2. Maison d’arrêt de Lyon-Corbas. Rhône
Ouverte en 2009, dans la banlieue de l’agglomération lyonnaise, la maison d’arrêt de Lyon-Corbas est de bonne taille sans être exceptionnelle : conçue pour 700 personnes détenues, elle en héberge plus de mille au 1er janvier 2024 ; conçue pour fonctionner avec un peu plus de 300 surveillant·e·s, il n’y en a le plus souvent que 250 présent·e·s. En moyenne, les personnes détenues n’y passent qu’un peu plus de six mois. La Cimade y intervient chaque semaine depuis l’ouverture de l’établissement.
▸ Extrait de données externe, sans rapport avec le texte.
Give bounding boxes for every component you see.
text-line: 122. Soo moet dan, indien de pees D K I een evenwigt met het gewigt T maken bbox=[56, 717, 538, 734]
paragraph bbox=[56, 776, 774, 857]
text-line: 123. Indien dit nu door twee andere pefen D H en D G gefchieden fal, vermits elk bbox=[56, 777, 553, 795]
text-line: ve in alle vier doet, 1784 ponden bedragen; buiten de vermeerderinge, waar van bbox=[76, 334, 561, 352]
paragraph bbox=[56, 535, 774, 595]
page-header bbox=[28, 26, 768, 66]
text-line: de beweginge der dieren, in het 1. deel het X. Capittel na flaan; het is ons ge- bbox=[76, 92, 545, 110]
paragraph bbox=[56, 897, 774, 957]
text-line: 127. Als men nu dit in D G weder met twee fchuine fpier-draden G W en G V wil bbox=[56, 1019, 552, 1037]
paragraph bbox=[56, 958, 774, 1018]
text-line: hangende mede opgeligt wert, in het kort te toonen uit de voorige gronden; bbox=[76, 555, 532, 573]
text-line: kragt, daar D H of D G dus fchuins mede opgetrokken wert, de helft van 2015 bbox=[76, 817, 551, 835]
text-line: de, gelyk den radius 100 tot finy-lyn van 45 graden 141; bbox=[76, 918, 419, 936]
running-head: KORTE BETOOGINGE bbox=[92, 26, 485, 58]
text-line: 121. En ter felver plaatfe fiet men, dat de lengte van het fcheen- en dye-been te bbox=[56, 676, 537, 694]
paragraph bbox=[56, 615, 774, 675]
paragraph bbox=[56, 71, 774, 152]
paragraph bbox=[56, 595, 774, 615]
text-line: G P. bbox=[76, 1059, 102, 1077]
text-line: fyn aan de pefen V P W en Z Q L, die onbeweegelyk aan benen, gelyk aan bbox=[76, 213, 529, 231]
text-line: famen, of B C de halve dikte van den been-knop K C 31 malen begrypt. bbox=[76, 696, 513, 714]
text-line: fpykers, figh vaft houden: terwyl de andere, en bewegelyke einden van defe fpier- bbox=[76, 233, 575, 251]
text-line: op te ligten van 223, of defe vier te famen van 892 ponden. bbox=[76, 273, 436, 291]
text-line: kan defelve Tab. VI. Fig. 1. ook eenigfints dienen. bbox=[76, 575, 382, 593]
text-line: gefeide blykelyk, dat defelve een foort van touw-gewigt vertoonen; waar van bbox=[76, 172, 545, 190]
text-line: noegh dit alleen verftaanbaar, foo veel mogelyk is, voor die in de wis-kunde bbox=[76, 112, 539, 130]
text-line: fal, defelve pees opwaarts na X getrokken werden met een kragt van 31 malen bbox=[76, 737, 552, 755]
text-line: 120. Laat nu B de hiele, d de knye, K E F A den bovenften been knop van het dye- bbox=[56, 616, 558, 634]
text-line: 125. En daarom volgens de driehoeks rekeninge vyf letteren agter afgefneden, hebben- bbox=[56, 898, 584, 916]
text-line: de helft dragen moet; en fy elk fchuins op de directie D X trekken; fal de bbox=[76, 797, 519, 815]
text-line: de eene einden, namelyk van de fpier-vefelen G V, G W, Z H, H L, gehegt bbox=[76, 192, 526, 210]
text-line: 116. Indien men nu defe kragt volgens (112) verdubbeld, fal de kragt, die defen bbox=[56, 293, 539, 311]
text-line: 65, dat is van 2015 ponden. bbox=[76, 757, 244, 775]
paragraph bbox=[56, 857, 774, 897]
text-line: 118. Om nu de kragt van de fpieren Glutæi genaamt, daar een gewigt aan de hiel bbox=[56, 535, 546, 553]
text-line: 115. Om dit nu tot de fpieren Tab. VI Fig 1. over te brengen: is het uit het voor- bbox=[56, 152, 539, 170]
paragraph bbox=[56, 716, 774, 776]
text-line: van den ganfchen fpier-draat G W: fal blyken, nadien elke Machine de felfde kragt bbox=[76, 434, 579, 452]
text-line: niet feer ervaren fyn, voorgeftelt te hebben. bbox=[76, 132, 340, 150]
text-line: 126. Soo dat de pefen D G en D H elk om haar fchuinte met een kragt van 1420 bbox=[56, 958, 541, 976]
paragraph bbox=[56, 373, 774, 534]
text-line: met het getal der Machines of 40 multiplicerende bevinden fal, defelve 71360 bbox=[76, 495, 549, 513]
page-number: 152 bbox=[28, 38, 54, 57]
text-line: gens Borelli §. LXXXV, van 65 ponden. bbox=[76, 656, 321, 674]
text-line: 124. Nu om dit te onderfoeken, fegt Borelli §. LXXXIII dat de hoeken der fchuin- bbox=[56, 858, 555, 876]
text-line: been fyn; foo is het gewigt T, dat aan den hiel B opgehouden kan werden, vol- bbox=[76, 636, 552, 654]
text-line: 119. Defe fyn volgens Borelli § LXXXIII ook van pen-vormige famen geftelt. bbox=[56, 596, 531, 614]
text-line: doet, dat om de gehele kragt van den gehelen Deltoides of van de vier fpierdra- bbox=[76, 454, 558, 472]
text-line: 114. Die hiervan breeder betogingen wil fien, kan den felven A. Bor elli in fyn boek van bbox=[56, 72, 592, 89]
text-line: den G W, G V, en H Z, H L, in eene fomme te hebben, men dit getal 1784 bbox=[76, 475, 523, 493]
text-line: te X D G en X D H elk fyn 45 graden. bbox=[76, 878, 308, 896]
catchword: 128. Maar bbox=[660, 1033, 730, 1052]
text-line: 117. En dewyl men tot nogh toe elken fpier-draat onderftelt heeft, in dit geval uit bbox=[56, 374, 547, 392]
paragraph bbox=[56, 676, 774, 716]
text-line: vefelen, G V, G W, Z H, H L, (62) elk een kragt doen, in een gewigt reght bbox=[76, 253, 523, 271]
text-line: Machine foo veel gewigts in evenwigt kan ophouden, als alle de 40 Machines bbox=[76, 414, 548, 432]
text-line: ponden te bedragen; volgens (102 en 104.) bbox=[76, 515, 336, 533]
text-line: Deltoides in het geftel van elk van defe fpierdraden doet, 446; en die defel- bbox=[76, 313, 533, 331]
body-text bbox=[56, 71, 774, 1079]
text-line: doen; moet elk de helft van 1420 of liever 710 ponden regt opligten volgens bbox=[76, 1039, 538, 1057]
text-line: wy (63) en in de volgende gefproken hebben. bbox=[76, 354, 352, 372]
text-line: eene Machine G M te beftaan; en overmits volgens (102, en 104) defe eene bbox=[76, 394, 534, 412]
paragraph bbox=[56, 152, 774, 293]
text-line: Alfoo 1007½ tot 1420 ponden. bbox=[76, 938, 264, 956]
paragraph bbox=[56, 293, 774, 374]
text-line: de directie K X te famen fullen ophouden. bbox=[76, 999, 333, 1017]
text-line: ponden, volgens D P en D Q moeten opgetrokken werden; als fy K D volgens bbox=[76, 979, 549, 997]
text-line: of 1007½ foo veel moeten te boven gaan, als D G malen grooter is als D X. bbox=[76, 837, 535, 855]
Je suis bénévole CIMADE pour la prison depuis environ 7 ans, d’abord à la maison d’arrêt de Saint-Etienne La Talaudière, puis au centre de détention de Roanne, toujours en binôme. Je trouve que l’intervention en centre de détention est plus facile : les personnes détenues connaissent leur condamnation et peuvent se projeter plus facilement. Elles ont chacune leur cellule et peuvent circuler librement dans leur couloir dans la journée. Les conditions de détention à Roanne semblent plus faciles qu’à La Talaudière (prison vétuste, sur-occupation, turnover des surveillant·e·s…
Anne Chazot
Bénévole prison depuis 2019
Je suis intervenu en prison pour La Cimade pendant un peu plus de quinze ans à partir de 2009. Principalement à la maison d’arrêt de Lyon-Corbas. A plusieurs reprises, nous avons rencontré des détenus condamnés à de courtes peines de deux ou trois mois pour « refus d’embarquer » : ils avaient manifesté leur désaccord à monter dans l’avion qui devait les expulser de France. Le plus souvent, c’est nous qui leur expliquons que leur « fin de peine » sera suivie d’un retour au CRA pour expulsion.